Reality Winner Denied Bail In NSA Leak Trial

Reality Winner, a 25-year old Georgia woman accused of leaking classified information, pleaded not guilty in a hearing on Thursday. The federal judge chose to deny Winner bail, citing disturbing notes Winner left in a notebook and the possibility that Winner may hold more classified information.

The Washington Post reported that after Reality Winner was arrested last Saturday, Reality was formally charged with gathering, transmitting, or losing defense information. This is a felony offense which carries a maximum sentence of 10 years. Winner said little throughout the hearing beyond entering her plea.

Federal authorities are connecting Reality Winner to a report released by the Intercept on Monday, which showed that Russian military intelligence used cyberwarfare to execute an attack U.S. election officials and at least one voting software supplier. The report concludes that these hacking attacks and others were directly ordered by the Russian government and was not the product of freelance individuals as both Vladimir Putin and Donald Trump alleged. The Intercept has said that they do not know whether Winner was the leaker or not and notes that the allegations about her remain unproven.

Reality Winner NSA Whistleblower
Reality Winner accused NSA leaker [Image by Patrick Semansky/AP Images]

Winner’s relatives pleaded for bond, stating that she has no prior record of convictions or violence. But investigators found a notebook by Reality Winner where she said that she wished “to burn the White House down” and flee to Kurdistan.

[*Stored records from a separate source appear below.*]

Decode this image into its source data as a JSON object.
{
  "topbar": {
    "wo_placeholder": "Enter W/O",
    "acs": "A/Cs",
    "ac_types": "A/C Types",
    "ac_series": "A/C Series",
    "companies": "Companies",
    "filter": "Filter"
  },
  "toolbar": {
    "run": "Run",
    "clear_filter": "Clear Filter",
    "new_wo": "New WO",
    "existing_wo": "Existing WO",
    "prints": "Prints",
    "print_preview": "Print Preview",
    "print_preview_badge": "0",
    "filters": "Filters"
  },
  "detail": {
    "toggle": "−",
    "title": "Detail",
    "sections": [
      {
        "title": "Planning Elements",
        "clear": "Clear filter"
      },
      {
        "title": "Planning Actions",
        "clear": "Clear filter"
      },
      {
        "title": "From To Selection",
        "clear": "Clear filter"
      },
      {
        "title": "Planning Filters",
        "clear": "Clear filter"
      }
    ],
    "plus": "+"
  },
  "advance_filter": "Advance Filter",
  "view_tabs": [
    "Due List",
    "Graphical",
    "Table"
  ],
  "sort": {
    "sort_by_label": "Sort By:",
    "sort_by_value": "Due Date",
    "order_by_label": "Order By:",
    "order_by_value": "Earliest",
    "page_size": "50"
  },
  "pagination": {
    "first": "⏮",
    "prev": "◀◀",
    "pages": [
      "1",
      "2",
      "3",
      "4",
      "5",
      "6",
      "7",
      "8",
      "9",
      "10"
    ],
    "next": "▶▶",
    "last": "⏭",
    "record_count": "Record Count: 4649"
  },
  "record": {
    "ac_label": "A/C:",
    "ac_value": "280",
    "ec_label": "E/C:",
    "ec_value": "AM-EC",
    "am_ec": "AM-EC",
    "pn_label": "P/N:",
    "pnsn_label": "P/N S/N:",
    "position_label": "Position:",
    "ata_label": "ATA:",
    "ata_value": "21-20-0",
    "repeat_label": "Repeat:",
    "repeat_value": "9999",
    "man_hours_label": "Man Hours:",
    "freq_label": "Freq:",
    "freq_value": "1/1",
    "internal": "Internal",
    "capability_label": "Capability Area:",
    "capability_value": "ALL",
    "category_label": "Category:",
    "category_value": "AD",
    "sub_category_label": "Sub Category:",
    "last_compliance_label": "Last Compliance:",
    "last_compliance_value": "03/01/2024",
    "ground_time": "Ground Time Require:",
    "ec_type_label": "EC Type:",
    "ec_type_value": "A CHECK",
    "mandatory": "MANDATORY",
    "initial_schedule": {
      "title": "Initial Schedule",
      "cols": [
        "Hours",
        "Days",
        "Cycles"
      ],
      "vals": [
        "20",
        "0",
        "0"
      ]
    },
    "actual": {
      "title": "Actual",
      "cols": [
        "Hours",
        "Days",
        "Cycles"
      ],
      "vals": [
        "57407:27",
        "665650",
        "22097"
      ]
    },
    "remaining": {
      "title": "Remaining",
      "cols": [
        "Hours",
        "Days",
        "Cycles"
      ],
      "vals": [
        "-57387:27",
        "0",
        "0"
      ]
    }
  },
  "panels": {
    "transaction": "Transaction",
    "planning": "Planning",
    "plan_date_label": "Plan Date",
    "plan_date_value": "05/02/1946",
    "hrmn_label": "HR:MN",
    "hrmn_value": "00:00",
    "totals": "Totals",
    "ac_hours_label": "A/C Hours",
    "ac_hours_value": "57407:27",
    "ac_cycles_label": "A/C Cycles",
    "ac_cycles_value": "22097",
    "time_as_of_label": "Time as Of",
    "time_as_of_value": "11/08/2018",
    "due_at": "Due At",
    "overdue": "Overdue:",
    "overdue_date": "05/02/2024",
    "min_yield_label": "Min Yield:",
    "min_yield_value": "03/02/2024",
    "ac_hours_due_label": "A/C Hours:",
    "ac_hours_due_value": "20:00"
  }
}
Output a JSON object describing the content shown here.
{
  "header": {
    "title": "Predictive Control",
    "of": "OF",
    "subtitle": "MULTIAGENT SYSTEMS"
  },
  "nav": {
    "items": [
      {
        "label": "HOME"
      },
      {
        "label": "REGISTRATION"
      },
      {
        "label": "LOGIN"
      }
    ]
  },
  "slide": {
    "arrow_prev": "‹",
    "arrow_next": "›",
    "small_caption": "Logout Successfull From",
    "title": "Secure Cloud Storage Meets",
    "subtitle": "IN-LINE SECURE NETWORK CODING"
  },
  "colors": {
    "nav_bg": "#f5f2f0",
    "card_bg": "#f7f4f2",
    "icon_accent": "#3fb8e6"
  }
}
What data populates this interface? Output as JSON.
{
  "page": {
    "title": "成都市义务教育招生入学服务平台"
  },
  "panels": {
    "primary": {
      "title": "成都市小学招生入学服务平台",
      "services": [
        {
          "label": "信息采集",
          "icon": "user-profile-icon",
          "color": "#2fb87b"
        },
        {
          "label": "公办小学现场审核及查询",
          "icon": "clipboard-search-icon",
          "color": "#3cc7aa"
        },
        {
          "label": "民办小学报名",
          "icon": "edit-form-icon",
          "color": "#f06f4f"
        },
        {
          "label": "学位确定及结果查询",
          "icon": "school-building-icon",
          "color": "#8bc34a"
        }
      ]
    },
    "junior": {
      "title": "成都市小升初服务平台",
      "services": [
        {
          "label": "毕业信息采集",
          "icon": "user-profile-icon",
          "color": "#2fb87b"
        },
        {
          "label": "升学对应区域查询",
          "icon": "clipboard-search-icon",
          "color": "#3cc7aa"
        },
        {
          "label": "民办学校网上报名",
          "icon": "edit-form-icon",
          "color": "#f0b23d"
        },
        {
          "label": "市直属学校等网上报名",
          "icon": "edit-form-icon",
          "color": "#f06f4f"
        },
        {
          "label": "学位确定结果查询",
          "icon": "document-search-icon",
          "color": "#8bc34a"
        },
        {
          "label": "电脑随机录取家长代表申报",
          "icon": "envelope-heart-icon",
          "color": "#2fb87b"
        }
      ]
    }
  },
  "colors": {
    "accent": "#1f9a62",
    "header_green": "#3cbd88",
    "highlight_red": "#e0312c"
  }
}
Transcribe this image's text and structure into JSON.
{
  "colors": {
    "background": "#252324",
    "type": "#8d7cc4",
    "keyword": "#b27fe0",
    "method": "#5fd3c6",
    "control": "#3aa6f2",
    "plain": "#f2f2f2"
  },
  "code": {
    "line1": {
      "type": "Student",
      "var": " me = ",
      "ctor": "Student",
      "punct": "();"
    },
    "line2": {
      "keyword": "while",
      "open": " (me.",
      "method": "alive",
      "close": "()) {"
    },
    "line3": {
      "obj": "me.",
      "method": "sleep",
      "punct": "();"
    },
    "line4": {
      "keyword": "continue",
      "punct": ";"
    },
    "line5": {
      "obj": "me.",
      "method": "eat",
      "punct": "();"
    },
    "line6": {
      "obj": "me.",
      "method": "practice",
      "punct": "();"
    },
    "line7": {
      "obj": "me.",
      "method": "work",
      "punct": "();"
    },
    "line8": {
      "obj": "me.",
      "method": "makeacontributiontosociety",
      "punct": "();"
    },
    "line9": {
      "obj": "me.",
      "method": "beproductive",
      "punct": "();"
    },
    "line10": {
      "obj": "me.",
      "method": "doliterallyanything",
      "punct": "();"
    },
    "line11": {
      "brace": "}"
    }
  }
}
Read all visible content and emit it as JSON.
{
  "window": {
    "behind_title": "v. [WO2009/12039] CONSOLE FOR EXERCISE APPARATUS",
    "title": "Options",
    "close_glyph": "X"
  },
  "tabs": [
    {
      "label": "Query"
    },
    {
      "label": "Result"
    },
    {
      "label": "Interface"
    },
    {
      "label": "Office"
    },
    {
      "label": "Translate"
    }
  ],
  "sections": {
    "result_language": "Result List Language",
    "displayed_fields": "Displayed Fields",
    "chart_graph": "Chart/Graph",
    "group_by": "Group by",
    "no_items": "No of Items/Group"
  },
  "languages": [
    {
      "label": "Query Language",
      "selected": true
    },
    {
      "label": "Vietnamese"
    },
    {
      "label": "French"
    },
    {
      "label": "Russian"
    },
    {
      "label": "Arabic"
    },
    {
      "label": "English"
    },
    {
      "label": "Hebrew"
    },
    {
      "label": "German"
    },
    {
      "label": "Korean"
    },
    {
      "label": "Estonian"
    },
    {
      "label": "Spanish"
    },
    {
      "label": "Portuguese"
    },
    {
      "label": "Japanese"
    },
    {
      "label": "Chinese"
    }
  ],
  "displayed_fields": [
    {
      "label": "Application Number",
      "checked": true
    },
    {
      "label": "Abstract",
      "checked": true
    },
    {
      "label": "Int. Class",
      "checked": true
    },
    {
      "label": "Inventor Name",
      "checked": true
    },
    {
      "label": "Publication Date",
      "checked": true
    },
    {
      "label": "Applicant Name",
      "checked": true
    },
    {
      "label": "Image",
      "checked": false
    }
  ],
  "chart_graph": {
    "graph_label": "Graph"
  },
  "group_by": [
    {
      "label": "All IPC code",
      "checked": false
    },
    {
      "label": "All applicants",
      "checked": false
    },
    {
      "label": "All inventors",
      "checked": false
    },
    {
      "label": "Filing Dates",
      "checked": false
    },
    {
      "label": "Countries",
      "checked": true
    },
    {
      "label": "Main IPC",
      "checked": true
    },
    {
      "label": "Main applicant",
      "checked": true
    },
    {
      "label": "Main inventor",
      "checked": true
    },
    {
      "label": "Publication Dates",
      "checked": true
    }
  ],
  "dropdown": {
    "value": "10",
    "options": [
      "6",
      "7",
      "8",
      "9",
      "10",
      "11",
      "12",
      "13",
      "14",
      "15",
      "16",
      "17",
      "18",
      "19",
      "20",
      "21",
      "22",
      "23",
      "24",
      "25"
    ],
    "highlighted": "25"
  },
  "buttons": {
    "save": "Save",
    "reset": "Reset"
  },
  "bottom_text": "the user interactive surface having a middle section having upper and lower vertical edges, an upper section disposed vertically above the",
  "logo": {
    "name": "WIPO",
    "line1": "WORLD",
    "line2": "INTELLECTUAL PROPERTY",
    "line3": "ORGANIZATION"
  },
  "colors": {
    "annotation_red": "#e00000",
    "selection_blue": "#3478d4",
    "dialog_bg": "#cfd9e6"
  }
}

Reality had served in the Air Force as a linguist where she spoke Arabic and Farsi and served alongside Afghans. Before her arrest, she had been working as a government contractor at a National Security Agency center in Georgia. She taught yoga, loved cats, and lived in a rented house in Augusta.

A War on Leakers

Winner’s case is particularly significant as she is the first individual to be charged by the Trump administration with carrying out leaks. President Trump has long raged about leakers who he says threaten his administration, and responded on Twitter to James Comey’s Thursday testimony by calling the former FBI director a leaker.

Reality Winner is the first leaker caught by the Trump administration, but she is not the leaker in the federal government and underscores how difficult tamping down leaks can be. Winner displayed far-left views in the months before the leaks as she showed support for Black Lives Matter and was a fan of Bernie Sanders. Yet, while some individuals have wondered how she managed to get a security clearance, it would establish a troubling precedent if individuals were accepted or not based on whether they agreed with the President.

Reality Winner NSA leak
Reality Winner NSA leak [Image by Pablo Martinez Monsivais/AP Images

This leaker’s political views underscore the fact that there are many individuals within the government apparatus who heavily oppose Trump and would be willing to leak information depending on the circumstances. And any other leaker will be harder to catch than Winner.

In fact, the details surrounding how investigators found Winner revealed a level of rank amateurism on her part. Reality Winner printed out the documents showing the allegations about Russia, photographed them, and then used her work email to contact the Intercept and later send the relevant files to them. When the Intercept contacted government authorities with the documents asking for a comment, the authorities noticed a crease which indicated that the document had been printed. By checking who had printed the document, they fingered Winner after checking her email and arrested her before the Intercept even published their report.

Winner’s swift arrest and punishment could act as a deterrent to other potential leakers by showing how authorities could track them down. But it also shows how leakers can exist at every level of the federal government and the challenges which the Trump administration faces in keeping information secure.